Donovan has a small sewing room in her home in Mount Jackson, where she has made over 500 quilts she donates to nursing homes throughout Shenandoah County. She said she does it not for profit, but to make people happy.

“I like to see them very happy when I give it to them,” Donovan said. “I see joy. People in nursing homes are often forgotten.”

Donovan said it takes her about three to four hours to complete a quilt.

“I used to do three a day, but now I’m doing one a day,” she said.

Donovan said that making the quilts also helps her forget about her troubles and to keep her going.

“It makes me happy,” she said. “It keeps me busy. That’s why I’m living so long.”

Because of her age, Donovan enlists the help of her daughters – two of whom live eight hours away – to help deliver the bags of quilts.

“If it wasn’t for my daughters, I wouldn’t be able to do this,” she said. “They come here every so often to help me out. I treasure them.”

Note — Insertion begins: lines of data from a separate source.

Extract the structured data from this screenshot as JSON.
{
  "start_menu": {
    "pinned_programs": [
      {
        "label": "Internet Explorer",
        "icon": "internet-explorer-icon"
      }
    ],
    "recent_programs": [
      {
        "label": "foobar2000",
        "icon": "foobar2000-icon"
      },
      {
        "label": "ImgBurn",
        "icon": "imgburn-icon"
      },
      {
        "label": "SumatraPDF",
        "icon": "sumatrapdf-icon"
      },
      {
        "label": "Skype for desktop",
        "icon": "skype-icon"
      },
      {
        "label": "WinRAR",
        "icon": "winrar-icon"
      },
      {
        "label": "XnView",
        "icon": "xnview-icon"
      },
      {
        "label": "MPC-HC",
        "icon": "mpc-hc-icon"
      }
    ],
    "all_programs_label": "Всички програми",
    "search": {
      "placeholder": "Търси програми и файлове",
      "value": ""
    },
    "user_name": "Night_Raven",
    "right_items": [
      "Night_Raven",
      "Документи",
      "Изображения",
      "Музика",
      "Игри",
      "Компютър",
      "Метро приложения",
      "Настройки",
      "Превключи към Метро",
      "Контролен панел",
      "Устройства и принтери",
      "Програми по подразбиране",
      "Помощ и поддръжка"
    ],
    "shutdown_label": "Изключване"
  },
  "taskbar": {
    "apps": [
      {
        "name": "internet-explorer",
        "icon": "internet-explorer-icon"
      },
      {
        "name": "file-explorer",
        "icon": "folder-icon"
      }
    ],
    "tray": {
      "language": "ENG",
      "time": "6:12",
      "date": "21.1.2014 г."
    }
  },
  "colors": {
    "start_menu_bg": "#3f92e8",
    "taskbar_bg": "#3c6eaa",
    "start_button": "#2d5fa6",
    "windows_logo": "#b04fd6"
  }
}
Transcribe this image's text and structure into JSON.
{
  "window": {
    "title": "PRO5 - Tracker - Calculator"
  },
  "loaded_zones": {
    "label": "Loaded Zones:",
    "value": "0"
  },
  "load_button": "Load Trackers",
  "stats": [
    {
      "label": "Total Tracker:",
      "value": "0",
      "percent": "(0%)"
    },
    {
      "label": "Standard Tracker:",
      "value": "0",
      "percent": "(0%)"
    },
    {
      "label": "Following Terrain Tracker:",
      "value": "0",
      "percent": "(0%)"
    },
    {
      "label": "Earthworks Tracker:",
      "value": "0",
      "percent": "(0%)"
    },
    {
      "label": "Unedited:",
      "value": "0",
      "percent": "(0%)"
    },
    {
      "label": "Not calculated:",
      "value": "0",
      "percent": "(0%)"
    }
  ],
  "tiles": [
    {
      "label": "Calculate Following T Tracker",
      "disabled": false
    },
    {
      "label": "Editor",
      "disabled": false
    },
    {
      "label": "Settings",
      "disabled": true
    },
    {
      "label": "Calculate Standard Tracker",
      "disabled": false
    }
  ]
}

To date, Donovan has donated quilts to over 10 nursing homes in Shenandoah County.

Carrington Smith, director of the Skyline Terrace Nursing Home in Woodstock, said that Donovan brought in 92 quilts to the nursing home on March 22.

“I had no idea they were coming,” she said. “A receptionist called me and said that someone brought quilts to the residents. And I said OK, we’ll get some thank yous out. A few minutes later, I got another call about these beautiful, handmade quilts that were brought in. The person who called me said I needed to come down there.”

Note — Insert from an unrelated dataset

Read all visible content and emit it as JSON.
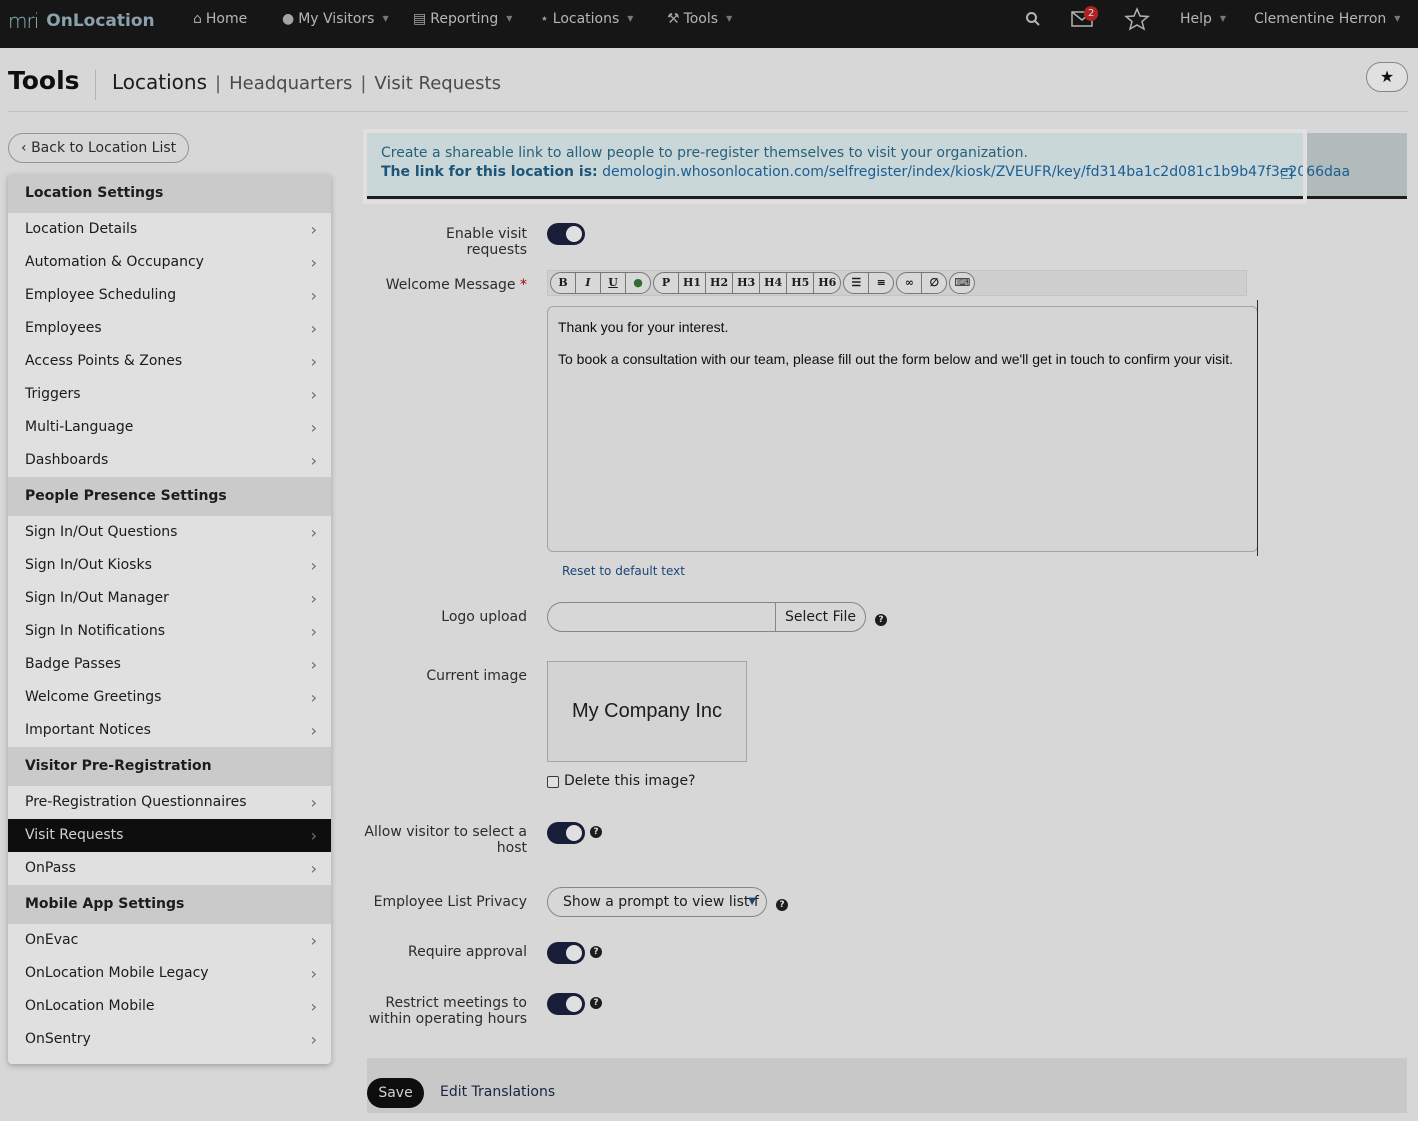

Smith said she was shocked when she saw how many quilts were brought into the home.

“There were several trash bags full of them,” she said. “Her daughters brought them in and she was sitting in the car and we invited her in to help hand them out and interact with the residents.”

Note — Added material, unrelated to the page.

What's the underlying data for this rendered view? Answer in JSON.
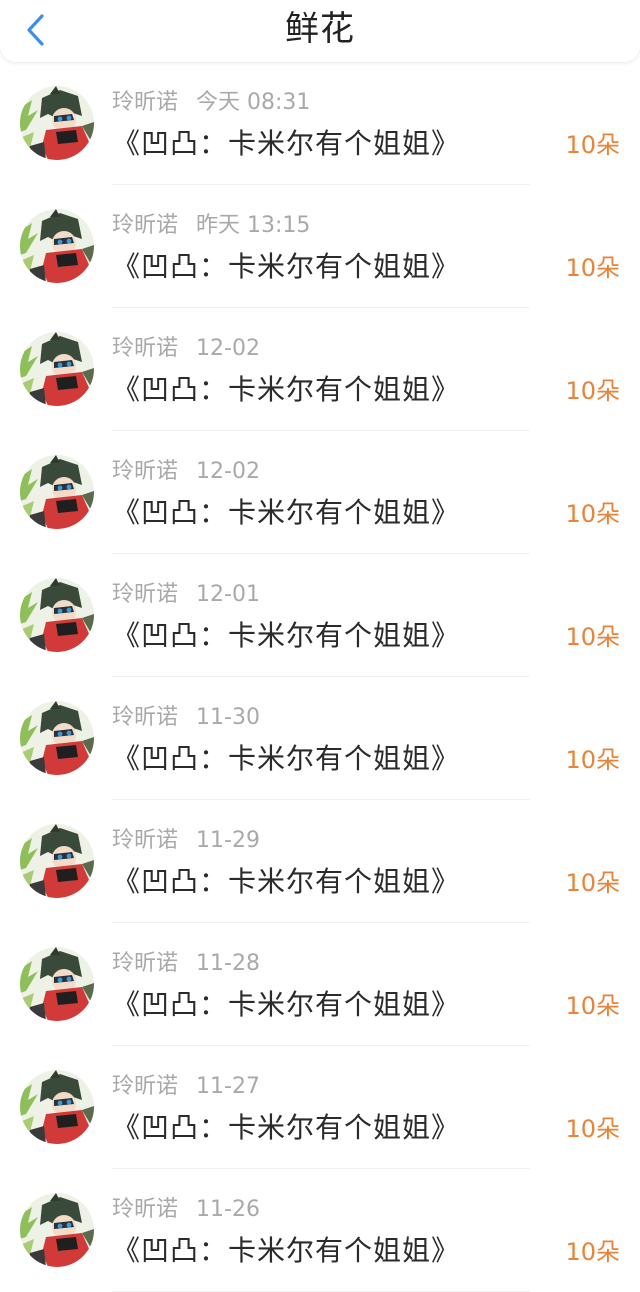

Smith said that the residents were happy with the quilts and every resident got a quilt.

“Many of the residents hugged her and thanked her for the quilts,” she said. “One resident got out of bed and hugged her and told her 'God bless.' She made everybody happy.”

Donovan said that she will make and donate quilts to any organization, church or nursing home that reaches out to her. She will continue her work on quilts for the foreseeable future.

“I’ve got all of the material in the world,” Donovan said. “My kids bring me more material and backing for the quilts.”

Correction: This story has been updated. Madelyn Donovan's name was misspelled in this story.